Con las palabras de Wittgenstein, el mentirse a uno mismo, así como el mentir a los otros, se convierte en un juego lingüístico que hay que aprender a utilizar con fines nobles. Habiendo demostrado que esto no es ni moralmente ni éticamente reprobable, sino que se trata de un instrumento que, si se utiliza correctamente produce beneficios sustanciales a nosotros mismos y a los otros, ahora debemos aprender a mentirnos y a auto engañarnos de manera funcional, conscientes de que esto sucede muy a menudo sin la guía del intelecto.
Podría parecer un rompecabezas insoluble, pero en realidad es más fácil de cuanto se cree. Debemos vigilar constantemente nuestra tendencia a querer encontrar verdades tranquilizantes y definitivas, confiando solo en las luces de la razón y de la coherencia. Esta defensa ante el miedo a no tener todo bajo control nos aprisiona constantemente, haciéndonos artífices primero, y víctimas después, de nuestras expectativas y de nuestros temores, impidiéndonos dejar que nuestras dinámicas internas fluyan libremente.
En términos más concretos, no se trata de forzarnos en una dirección, sino de bloquear lo que espontáneamente hacemos para defendernos. De modo que sin dar más coba a aquella parte de nosotros que quisiera tenerlo todo bajo control (que a su vez es una forma de autoengaño), podemos oscilar en la percepción de las cosas entre sensación y razón, entre fantasía y racionalidad. Esto no debe asustarnos, porque es parte de nuestra compleja naturaleza de los seres humanos: como la neuropsicología moderna demuestra, debemos hacer coexistir tanto las solicitudes del paleoncéfalo como las del telencéfalo.
Dejar que las cosas fluyan
El juego por tanto no está en el control, sino en el dejar que las cosas fluyan. Dirigiéndolas después en la dirección deseada, habituándonos a estar en equilibrio, como un funámbulo que camina sobre la cuerda. Aprendiendo a valorar las cosas por lo que producen y no por lo que son a priori. Cada “a priori”, como advierte Pascal, es aquello que nosotros ponemos en las cosas, “no aquello que hay en ellas”. Mientras que los efectos de lo que hacemos son la medida efectiva en base a la cual gestionar nuestras acciones.

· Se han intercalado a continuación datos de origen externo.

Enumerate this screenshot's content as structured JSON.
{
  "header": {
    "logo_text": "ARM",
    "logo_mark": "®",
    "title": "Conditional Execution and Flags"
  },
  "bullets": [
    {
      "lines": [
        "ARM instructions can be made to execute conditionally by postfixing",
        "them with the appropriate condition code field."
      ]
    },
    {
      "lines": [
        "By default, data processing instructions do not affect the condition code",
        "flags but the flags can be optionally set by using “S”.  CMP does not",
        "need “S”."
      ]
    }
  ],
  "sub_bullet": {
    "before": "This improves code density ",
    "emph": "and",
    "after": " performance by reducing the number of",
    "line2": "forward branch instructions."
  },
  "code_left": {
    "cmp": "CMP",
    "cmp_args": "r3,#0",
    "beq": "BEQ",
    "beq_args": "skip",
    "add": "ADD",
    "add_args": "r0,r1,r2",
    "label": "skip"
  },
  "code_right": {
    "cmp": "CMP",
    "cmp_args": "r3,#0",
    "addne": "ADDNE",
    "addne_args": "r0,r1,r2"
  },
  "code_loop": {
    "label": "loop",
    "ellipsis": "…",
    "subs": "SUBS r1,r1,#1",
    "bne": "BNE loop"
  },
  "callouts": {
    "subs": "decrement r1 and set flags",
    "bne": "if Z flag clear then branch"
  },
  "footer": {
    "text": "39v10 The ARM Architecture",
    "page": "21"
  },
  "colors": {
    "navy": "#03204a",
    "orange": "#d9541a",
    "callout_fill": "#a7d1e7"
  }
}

Esta no pretende ser una visión naïf del “buen salvaje”. Y mucho menos el “sé espontáneo” de la New Age, visiones bien lejanas de la nuestra, en las cuales se considera, sin embargo, que la naturalidad no es nunca buena o segura como constructo operativo. Porque además, el concepto de espontaneidad, ya explicado en otros textos (Nardone, De Santis, 2011), es decididamente ambiguo y paradójico en sus efectos más concretos: en el momento en que me impongo el ser espontáneo no lo consigo porque me lo estoy prescribiendo a mi mismo.
Conclusiones de mentirse a uno mismo (autoengaño)
Lo que sin embargo trato de demostrar ahora es que, igual que somos buenos para construirnos trampas mentales, también podemos serlo para liberarnos. En nuestro caso, se trata de liberarse de la asunción moral y de la prescripción ética derivada del rechazo y la condena de la mentira en la relación con nosotros mismos. La gestión de los propios autoengaños se expresa primero de todo con los métodos para contrastar el excesivo intento de control de lo que sin embargo debe fluir. De modo que todos los recursos del individuo puedan expresarse en su constante contraste.
Después de todo, se trata de poner en práctica, a través de algunas técnicas experimentadas, los autoengaños funcionales y estratégicos, lo que supone transformar un posible límite en un formidable recurso para afrontar los desafíos que la vida nos pone delante sin tregua.
(De “L´ arte di mentire a se stessi e agli altri”. Giorgio Nardone. Ponte alle Grazie). Mentirse a uno mismo (autoengaño).